Seventeen year ago, when I was a moody, wandering, depressed nineteen year-old college student, I developed an obsession with the tv show thirtysomething. I was a young teenager when the show first aired, and didn’t pay attention, until living in an upstairs room of a house, isolated, wanting to be someone else, I discovered late night reruns on lifetime television. When everyone else was asleep, I would sneak downstairs and eat two bowls of ice cream and watch Michael and Hope, Elliot and Nancy, Melissa, and what was Hope’s best friend’s name? The one with the sexy voice? I wanted to be her. I wanted the voice. But really, I wanted to be Hope. Perfect looking, perfectly married, perfectly together, perfect mother; her biggest problem was that her husband (very cute, very creative) didn’t notice the laundry to carry it downstairs. He would only carry it downstairs after she asked him to. Pshaw.
For about a year and a half, I disappeared from my own life into their life for an hour each day. I bought the soundtrack. I pretended a lot. I was an acting student – wasn’t this practice? Eventually, I think the reruns stopped, or I moved and no longer had cable television.
And now here I am, 36 years-old, with a new toy called Netflix. Last night I searched thirtysomething. Yep – all four seasons. I took a chance. Would it be as good as I remembered? Would it hold up to time? Or would it go the way of other things I loved in my youth because I wanted to escape into them, rather than because they were quality (Andrew Lloyd Webber’s Aspects of Love, for instance).

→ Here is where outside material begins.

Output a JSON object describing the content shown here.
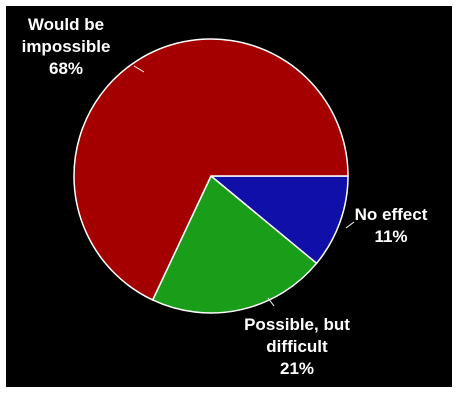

Season One, Episode Four: “Couples.”
In the spirit of Rashomon, a couples’ evening devolving into an argument between husband and wife is told from four points of view, interspersed with an assignment to create an ad for a plastic surgeon, culminating in a kids’ backyard birthday party and – at last! – Michael and Hope realizing that their fight about the washing machine had no major significance, that their friends are really the ones with marital trouble. They kiss and hold each other for dear life in the messy kitchen. Cut to WG Snuffy Walden’s catchy theme.

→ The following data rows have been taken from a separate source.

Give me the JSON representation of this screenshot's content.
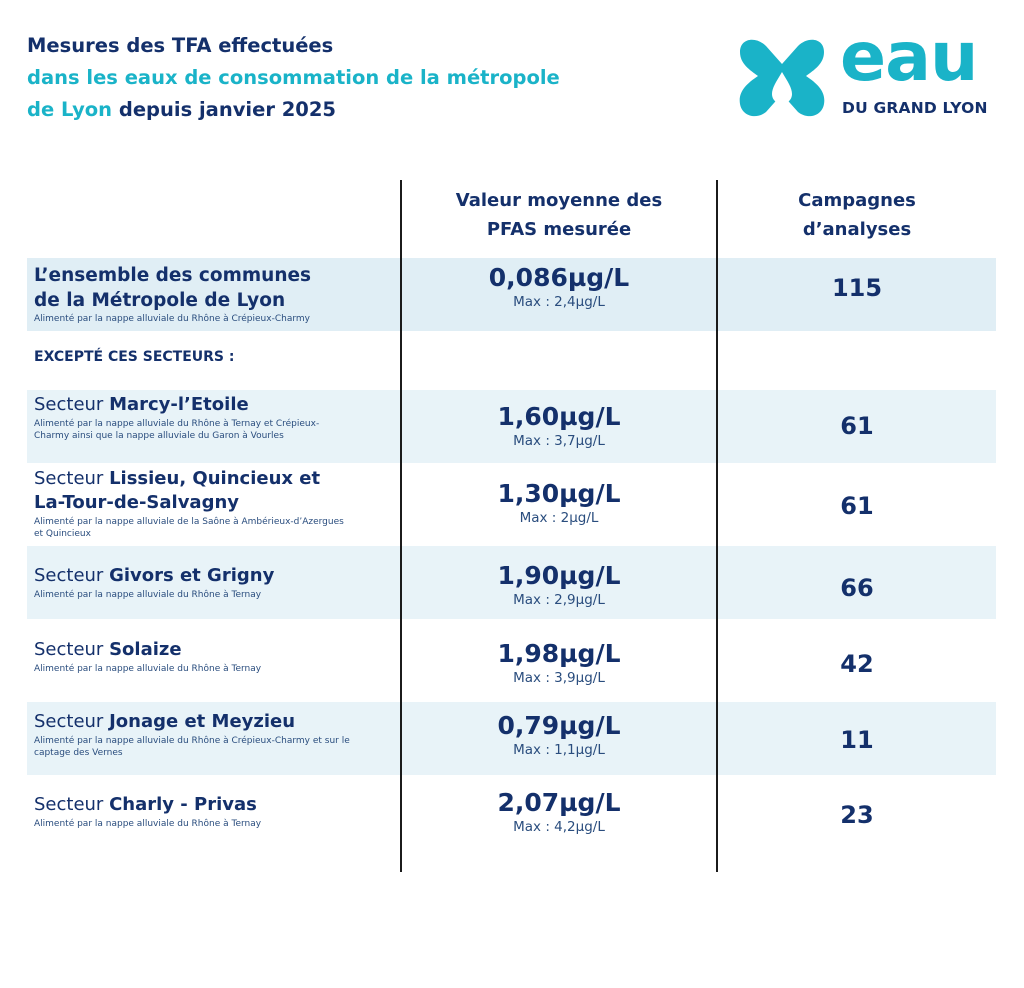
{
  "title": {
    "line1": "Mesures des TFA effectuées",
    "line2": "dans les eaux de consommation de la métropole",
    "line3_accent": "de Lyon",
    "line3_rest": " depuis janvier 2025"
  },
  "logo": {
    "text_main": "eau",
    "text_sub": "DU GRAND LYON",
    "colors": {
      "cyan": "#1ab3c8",
      "navy": "#14306b"
    }
  },
  "table": {
    "header_col2_line1": "Valeur moyenne des",
    "header_col2_line2": "PFAS mesurée",
    "header_col3_line1": "Campagnes",
    "header_col3_line2": "d’analyses",
    "summary": {
      "name_line1": "L’ensemble des communes",
      "name_line2": "de la Métropole de Lyon",
      "desc": "Alimenté par la nappe alluviale du Rhône à Crépieux-Charmy",
      "value": "0,086µg/L",
      "max": "Max : 2,4µg/L",
      "count": "115"
    },
    "except_label": "EXCEPTÉ CES SECTEURS :",
    "rows": [
      {
        "prefix": "Secteur ",
        "name": "Marcy-l’Etoile",
        "desc": "Alimenté par la nappe alluviale du Rhône à Ternay et Crépieux-Charmy ainsi que la nappe alluviale du Garon à Vourles",
        "value": "1,60µg/L",
        "max": "Max : 3,7µg/L",
        "count": "61"
      },
      {
        "prefix": "Secteur ",
        "name": "Lissieu, Quincieux et La-Tour-de-Salvagny",
        "desc": "Alimenté par la nappe alluviale de la Saône à Ambérieux-d’Azergues et Quincieux",
        "value": "1,30µg/L",
        "max": "Max : 2µg/L",
        "count": "61"
      },
      {
        "prefix": "Secteur ",
        "name": "Givors et Grigny",
        "desc": "Alimenté par la nappe alluviale du Rhône à Ternay",
        "value": "1,90µg/L",
        "max": "Max : 2,9µg/L",
        "count": "66"
      },
      {
        "prefix": "Secteur ",
        "name": "Solaize",
        "desc": "Alimenté par la nappe alluviale du Rhône à Ternay",
        "value": "1,98µg/L",
        "max": "Max : 3,9µg/L",
        "count": "42"
      },
      {
        "prefix": "Secteur ",
        "name": "Jonage et Meyzieu",
        "desc": "Alimenté par la nappe alluviale du Rhône à Crépieux-Charmy et sur le captage des Vernes",
        "value": "0,79µg/L",
        "max": "Max : 1,1µg/L",
        "count": "11"
      },
      {
        "prefix": "Secteur ",
        "name": "Charly - Privas",
        "desc": "Alimenté par la nappe alluviale du Rhône à Ternay",
        "value": "2,07µg/L",
        "max": "Max : 4,2µg/L",
        "count": "23"
      }
    ]
  }
}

Oh joy! It holds up! It’s melodramatic in just the right way, lit with just the right tinge of realism, Michael appears without his shirt, Hope wears a dress slit open in the back in that special 80’s style. There’s the perfect amount of insecurity, heart-to-heart talks, and comedic supporting players. And their quirky, mysterious boss Miles hasn’t even entered the scene yet.
While watching this on my laptop, pureeing corn and butternut squash, pouring it into tiny jam jars for a seven month-old with an enormous appetite, there it was, staring me in the face: this was my life. I had gotten my nineteen year-old wish: I had become Hope.
Now, to be true, I don’t parade about in short t-shirts and bikini underwear. But I do suffer from the up and down moods of taking care of a baby all day. Some days when Mark comes home, I grab him and kiss him; other days, I'm ready to pound the bugs on the walls with his racquetball shoe (we have neither bugs nor racquetball shoes, but I could relate). I have some work that takes me out of the house, and, unlike Hope, I'm usually excited to leave and be an adult sans kid for a while. We also never see Hope in her pajamas at noon. But, all in all, the truth is there: I have become a thirtysomething wife and mother. Seventeen years of traipsing about to find myself, and I land where I wanted to be from the very start.
The treasure is always buried under our feet, right? But on the journey to find it, we see how beautiful the pyramids are.
Wow, can I relate! I never watched the show - although I'm definitely thinking about it now - but as surreal as it is, being a stay-at-home mom of three with a hunky husband of good stock :-) was something I always wanted too.
ReplyDeleteMakes me want to watch the episodes, too. It has been a while. And I LOVE LOVE those last couple lines. Really! Just sticks with me.